A maioria dos que inalam as mentiras de Trump sobre o "genocídio branco" não diria abertamente que quer restabelecer o apartheid ou as leis de Jim Crow. Mesmo com a morte do "wokeness", não é aceitável desejar tais coisas abertamente.

A maioria dos que se deixam levar pelas mentiras de Trump sobre o "genocídio branco" não diria abertamente que quer restabelecer o apartheid, as leis de Jim Crow ou a escravidão. (Certamente há exceções.) Mesmo com o fim do wokeness, não é totalmente aceitável desejar tais coisas abertamente, talvez por uma vaga consciência de que não há como escapar da dinâmica paralisante do medo racial. O presente é sempre entendido como uma catástrofe iminente na qual pessoas brancas serão mortas em massa ou "completamente submersas", mas não há um momento passado detectável ou recuperável em que o medo tenha estado ausente.
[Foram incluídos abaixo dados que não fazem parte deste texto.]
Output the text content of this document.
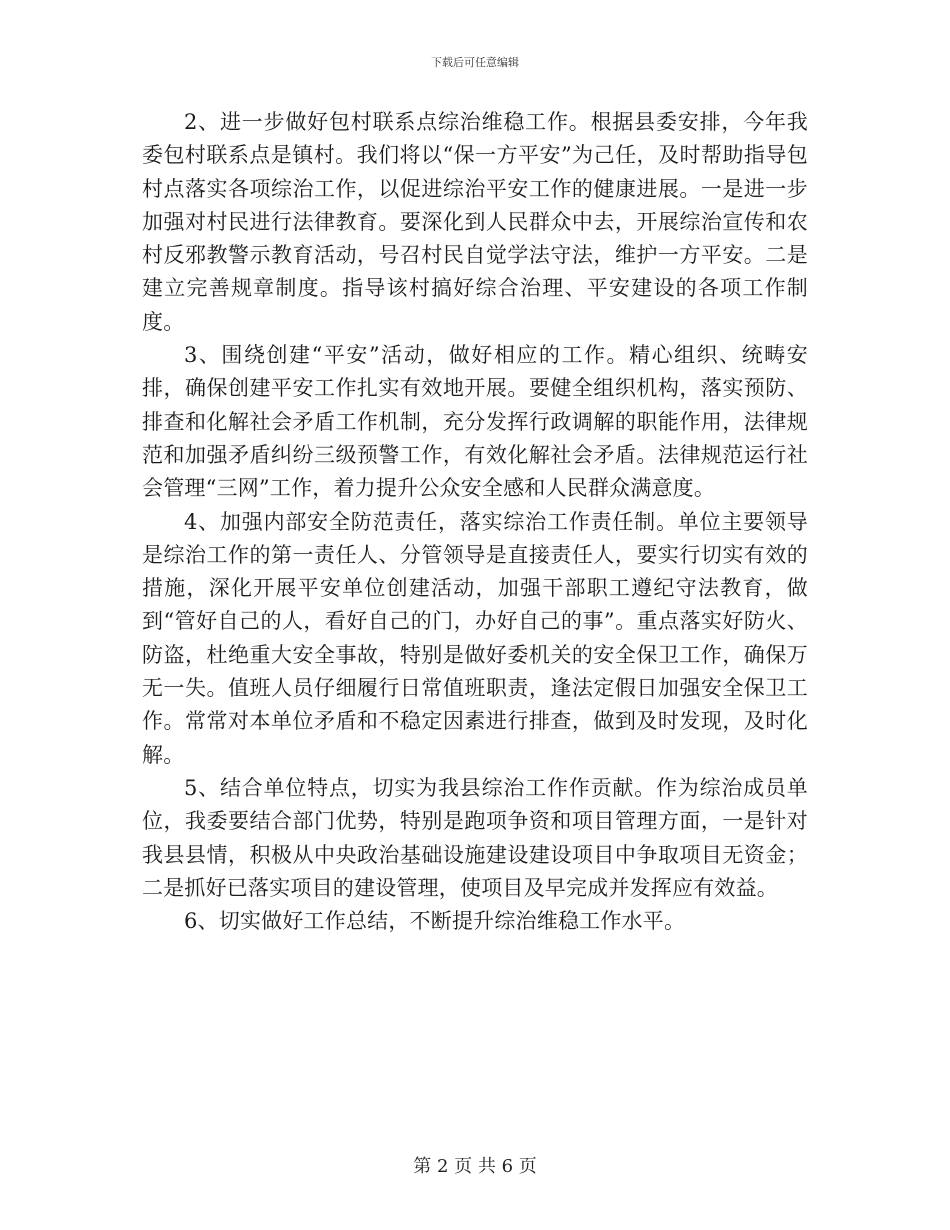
下载后可任意编辑

2、进一步做好包村联系点综治维稳工作。根据县委安排，今年我委包村联系点是镇村。我们将以“保一方平安”为己任，及时帮助指导包村点落实各项综治工作，以促进综治平安工作的健康进展。一是进一步加强对村民进行法律教育。要深化到人民群众中去，开展综治宣传和农村反邪教警示教育活动，号召村民自觉学法守法，维护一方平安。二是建立完善规章制度。指导该村搞好综合治理、平安建设的各项工作制度。

3、围绕创建“平安”活动，做好相应的工作。精心组织、统畴安排，确保创建平安工作扎实有效地开展。要健全组织机构，落实预防、排查和化解社会矛盾工作机制，充分发挥行政调解的职能作用，法律规范和加强矛盾纠纷三级预警工作，有效化解社会矛盾。法律规范运行社会管理“三网”工作，着力提升公众安全感和人民群众满意度。

4、加强内部安全防范责任，落实综治工作责任制。单位主要领导是综治工作的第一责任人、分管领导是直接责任人，要实行切实有效的措施，深化开展平安单位创建活动，加强干部职工遵纪守法教育，做到“管好自己的人，看好自己的门，办好自己的事”。重点落实好防火、防盗，杜绝重大安全事故，特别是做好委机关的安全保卫工作，确保万无一失。值班人员仔细履行日常值班职责，逢法定假日加强安全保卫工作。常常对本单位矛盾和不稳定因素进行排查，做到及时发现，及时化解。

5、结合单位特点，切实为我县综治工作作贡献。作为综治成员单位，我委要结合部门优势，特别是跑项争资和项目管理方面，一是针对我县县情，积极从中央政治基础设施建设建设项目中争取项目无资金；二是抓好已落实项目的建设管理，使项目及早完成并发挥应有效益。

6、切实做好工作总结，不断提升综治维稳工作水平。

第 2 页 共 6 页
Essa ansiedade que corrói a alma não é pecado original no sentido cristão, mesmo que funcione de forma muito semelhante. Pessoas brancas não nascem com almas corrompidas, ao contrário das doutrinas da Nação do Islã. É mais como um legado de culpa coletiva, algo que nos disseram que não é transmitido pelos pecados de nossos ancestrais. É claro que os Tom Buchanans e Donald Trumps do mundo não podem ser responsabilizados por crimes cometidos por outros no passado. Mas eles são responsáveis ​​por se recusarem a encarar a verdade sobre o passado e por contarem mentiras escandalosas sobre o presente. Eles vivem em constante medo do julgamento.